DATA COLLECTION AND ANALYSIS: Our primary outcomes were mortality and mortality or liver transplantation. Dichotomous outcomes were reported as relative risk (RR) and hazard ratio (HR) if applicable. Continuous outcomes were reported as weighted mean difference (WMD). We examined intervention effects by using both a random-effects model and a fixed-effect model. Heterogeneity was investigated by subgroup analyses and sensitivity analyses.
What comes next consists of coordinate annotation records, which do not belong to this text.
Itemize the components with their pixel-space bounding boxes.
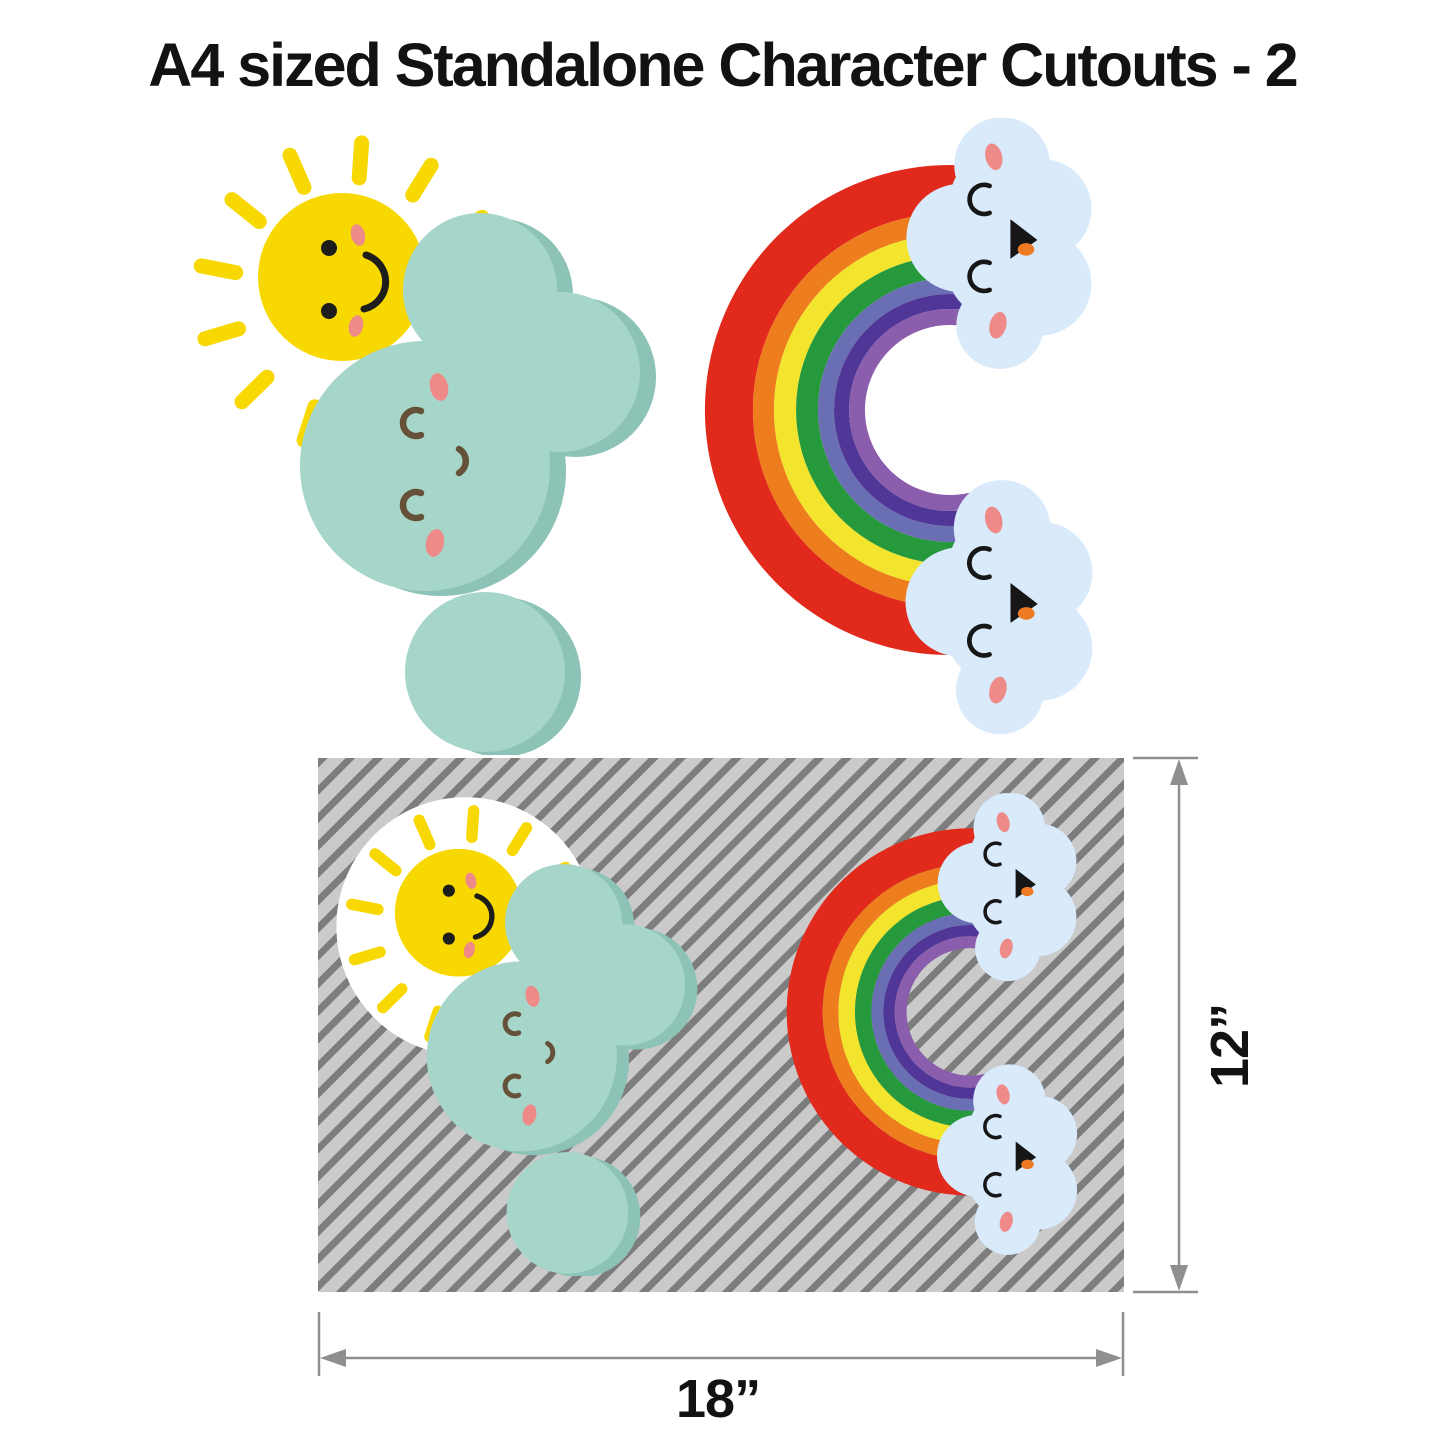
width-dimension-label: 18” <box>676 1369 761 1429</box>
arrowhead-left <box>320 1349 346 1367</box>
arrowhead-right <box>1096 1349 1122 1367</box>
page-title: A4 sized Standalone Character Cutouts - … <box>148 31 1298 99</box>
arrowhead-down <box>1170 1265 1188 1291</box>
height-dimension-label: 12” <box>1200 1003 1260 1088</box>
arrowhead-up <box>1170 759 1188 785</box>
cutout-sheet-panel <box>318 758 1124 1292</box>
MAIN RESULTS: We identified four trials (370 patients) that compared methotrexate with placebo with or without ursodeoxycholic acid as co-intervention. One additional trial (87 patients) compared methotrexate with colchicine without and later with ursodeoxycholic acid as co-intervention. The methodological quality of the trials was low. We did not find significant effects of methotrexate on pruritus, fatigue, liver complications, liver biochemistry, liver histology, or adverse events. The pruritus score (WMD - 0.68, 95% CI - 1.11 to - 0.25), the levels of serum alkaline phosphatases (WMD - 0.41, 95% CI - 0.70 to - 0.12) and plasma immunoglobulin M (WMD - 0.47, 95% CI - 0.74 to - 0.20) were significantly lower in the patients receiving methotrexate.

AUTHORS' CONCLUSIONS: Methotrexate increased mortality in patients with primary biliary cirrhosis. We do not recommend methotrexate for patients with primary biliary cirrhosis outside randomised trials.